The official logo of the society is a shining sword behind an open book bearing a Pali word, paṇḍito ("pandit"). A crown floats upon the sword and a ribbon bearing the name of the society is below the book.

The sword and the book is based upon a saying, "wisdom is on a par with weapon" (ปัญญาประดุจดังอาวุธ). The light of the sword represents the light of wisdom. The crown represents the monarch.

==Works==

===Royal Institute Dictionary===

Perhaps the most well-known work of the society is the prescriptive Royal Institute Dictionary.

The society has published four fully revised editions of the dictionary, and many intermittent reprintings with minor revisions. Each of the major revisions is associated with a significant year in Thai history, although in the case of the 1999 and 2011 editions, the actual publication date is a later year.

===Spelling guidelines===

The society also publishes guidelines for spelling of loanwords in Thai. A proposed change in 2012 met public criticism as Thai words borrowed from English were generally spelt without tone marks and the change would add tone marks to them. Professor Kanchana Naksakul, senior fellow of the society who proposed the change, believed that the change would better reflect the actual pronunciation of the words and would assist foreigners in learning Thai.

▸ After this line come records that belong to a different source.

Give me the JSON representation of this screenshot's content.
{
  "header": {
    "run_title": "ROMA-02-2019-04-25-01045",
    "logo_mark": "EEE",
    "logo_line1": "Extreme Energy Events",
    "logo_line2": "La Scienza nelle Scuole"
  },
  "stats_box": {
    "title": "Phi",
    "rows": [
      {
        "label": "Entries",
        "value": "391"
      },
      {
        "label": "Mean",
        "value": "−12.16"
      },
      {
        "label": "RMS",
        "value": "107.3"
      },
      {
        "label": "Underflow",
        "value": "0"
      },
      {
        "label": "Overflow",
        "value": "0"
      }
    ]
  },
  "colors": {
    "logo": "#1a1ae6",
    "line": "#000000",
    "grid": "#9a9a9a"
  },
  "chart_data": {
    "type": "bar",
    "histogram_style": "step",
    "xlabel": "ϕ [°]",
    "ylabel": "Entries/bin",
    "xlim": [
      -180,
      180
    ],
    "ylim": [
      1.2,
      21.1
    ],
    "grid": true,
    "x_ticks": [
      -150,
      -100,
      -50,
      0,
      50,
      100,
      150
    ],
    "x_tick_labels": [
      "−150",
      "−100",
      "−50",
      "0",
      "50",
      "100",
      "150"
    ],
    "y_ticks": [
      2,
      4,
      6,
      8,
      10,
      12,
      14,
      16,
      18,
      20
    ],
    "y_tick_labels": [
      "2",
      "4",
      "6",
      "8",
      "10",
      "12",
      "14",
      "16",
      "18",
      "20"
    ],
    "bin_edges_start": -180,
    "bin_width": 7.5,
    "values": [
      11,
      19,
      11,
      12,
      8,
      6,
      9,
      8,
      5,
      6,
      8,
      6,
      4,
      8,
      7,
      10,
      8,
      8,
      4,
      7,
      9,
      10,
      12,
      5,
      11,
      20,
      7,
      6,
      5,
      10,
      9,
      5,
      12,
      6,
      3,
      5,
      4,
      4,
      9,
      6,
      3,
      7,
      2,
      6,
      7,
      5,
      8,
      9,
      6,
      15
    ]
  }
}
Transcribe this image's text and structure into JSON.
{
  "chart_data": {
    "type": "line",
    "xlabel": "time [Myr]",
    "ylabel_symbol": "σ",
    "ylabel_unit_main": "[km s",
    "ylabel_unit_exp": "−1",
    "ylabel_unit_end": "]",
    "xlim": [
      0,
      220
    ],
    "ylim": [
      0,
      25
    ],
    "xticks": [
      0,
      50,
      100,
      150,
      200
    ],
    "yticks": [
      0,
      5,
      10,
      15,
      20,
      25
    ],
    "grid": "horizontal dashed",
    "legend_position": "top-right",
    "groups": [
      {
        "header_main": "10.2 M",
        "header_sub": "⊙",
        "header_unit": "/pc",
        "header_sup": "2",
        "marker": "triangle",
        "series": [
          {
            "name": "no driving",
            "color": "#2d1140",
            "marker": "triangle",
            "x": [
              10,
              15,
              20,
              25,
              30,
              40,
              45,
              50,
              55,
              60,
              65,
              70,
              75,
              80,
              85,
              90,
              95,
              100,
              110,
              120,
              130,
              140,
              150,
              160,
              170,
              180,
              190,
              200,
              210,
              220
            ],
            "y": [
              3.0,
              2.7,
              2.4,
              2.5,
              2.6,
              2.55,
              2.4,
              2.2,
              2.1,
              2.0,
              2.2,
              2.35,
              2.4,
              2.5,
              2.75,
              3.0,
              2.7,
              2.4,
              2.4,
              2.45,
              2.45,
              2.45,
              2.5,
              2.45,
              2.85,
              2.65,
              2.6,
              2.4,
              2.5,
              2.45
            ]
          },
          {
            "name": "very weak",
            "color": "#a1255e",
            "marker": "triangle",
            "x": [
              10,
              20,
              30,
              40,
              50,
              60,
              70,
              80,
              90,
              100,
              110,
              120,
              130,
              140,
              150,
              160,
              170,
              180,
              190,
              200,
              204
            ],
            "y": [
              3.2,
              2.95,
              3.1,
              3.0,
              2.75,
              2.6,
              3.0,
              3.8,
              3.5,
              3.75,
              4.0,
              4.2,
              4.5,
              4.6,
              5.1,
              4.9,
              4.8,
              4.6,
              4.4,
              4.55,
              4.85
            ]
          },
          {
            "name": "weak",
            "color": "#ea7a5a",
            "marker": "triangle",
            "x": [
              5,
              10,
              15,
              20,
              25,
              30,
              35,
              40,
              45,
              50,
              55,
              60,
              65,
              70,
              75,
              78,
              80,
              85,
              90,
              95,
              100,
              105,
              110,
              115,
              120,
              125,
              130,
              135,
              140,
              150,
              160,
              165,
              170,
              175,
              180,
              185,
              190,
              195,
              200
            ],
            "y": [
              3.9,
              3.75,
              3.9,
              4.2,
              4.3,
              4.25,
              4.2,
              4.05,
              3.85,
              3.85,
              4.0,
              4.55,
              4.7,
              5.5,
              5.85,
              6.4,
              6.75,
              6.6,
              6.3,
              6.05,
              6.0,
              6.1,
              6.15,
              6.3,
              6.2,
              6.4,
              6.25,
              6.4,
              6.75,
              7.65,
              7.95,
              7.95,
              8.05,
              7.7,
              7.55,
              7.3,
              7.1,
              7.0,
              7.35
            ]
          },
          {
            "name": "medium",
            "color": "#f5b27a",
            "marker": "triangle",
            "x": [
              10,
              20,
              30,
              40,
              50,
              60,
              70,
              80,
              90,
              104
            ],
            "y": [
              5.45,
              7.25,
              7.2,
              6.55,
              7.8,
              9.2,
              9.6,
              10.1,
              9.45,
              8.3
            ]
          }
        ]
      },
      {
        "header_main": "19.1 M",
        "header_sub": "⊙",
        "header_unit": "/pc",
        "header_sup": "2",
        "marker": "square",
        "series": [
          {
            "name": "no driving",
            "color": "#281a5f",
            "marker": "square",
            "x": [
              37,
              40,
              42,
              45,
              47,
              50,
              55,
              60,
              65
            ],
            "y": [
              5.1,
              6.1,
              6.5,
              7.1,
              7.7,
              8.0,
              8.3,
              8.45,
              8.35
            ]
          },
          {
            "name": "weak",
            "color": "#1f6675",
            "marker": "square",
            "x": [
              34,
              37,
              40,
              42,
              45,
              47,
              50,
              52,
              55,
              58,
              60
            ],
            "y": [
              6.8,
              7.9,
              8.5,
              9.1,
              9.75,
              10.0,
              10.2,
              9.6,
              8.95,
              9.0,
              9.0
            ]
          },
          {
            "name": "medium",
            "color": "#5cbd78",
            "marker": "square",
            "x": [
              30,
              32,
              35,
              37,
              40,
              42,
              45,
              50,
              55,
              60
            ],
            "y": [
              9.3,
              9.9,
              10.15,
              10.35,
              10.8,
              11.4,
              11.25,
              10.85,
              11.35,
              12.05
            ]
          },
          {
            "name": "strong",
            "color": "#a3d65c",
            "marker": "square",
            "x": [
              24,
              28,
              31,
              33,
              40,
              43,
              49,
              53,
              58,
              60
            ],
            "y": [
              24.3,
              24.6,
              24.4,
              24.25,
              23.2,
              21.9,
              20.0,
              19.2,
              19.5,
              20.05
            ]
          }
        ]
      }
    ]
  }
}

Despite the support of around 300 survey respondents who were from linguistic circles and the support of the Thai education ministry and higher education lecturers, the change was voted against by the Council of the Royal Society on 17 December 2012.

===Royal Thai General System of Transcription===

The society publishes the Royal Thai General System of Transcription, the official way of romanisation of Thai.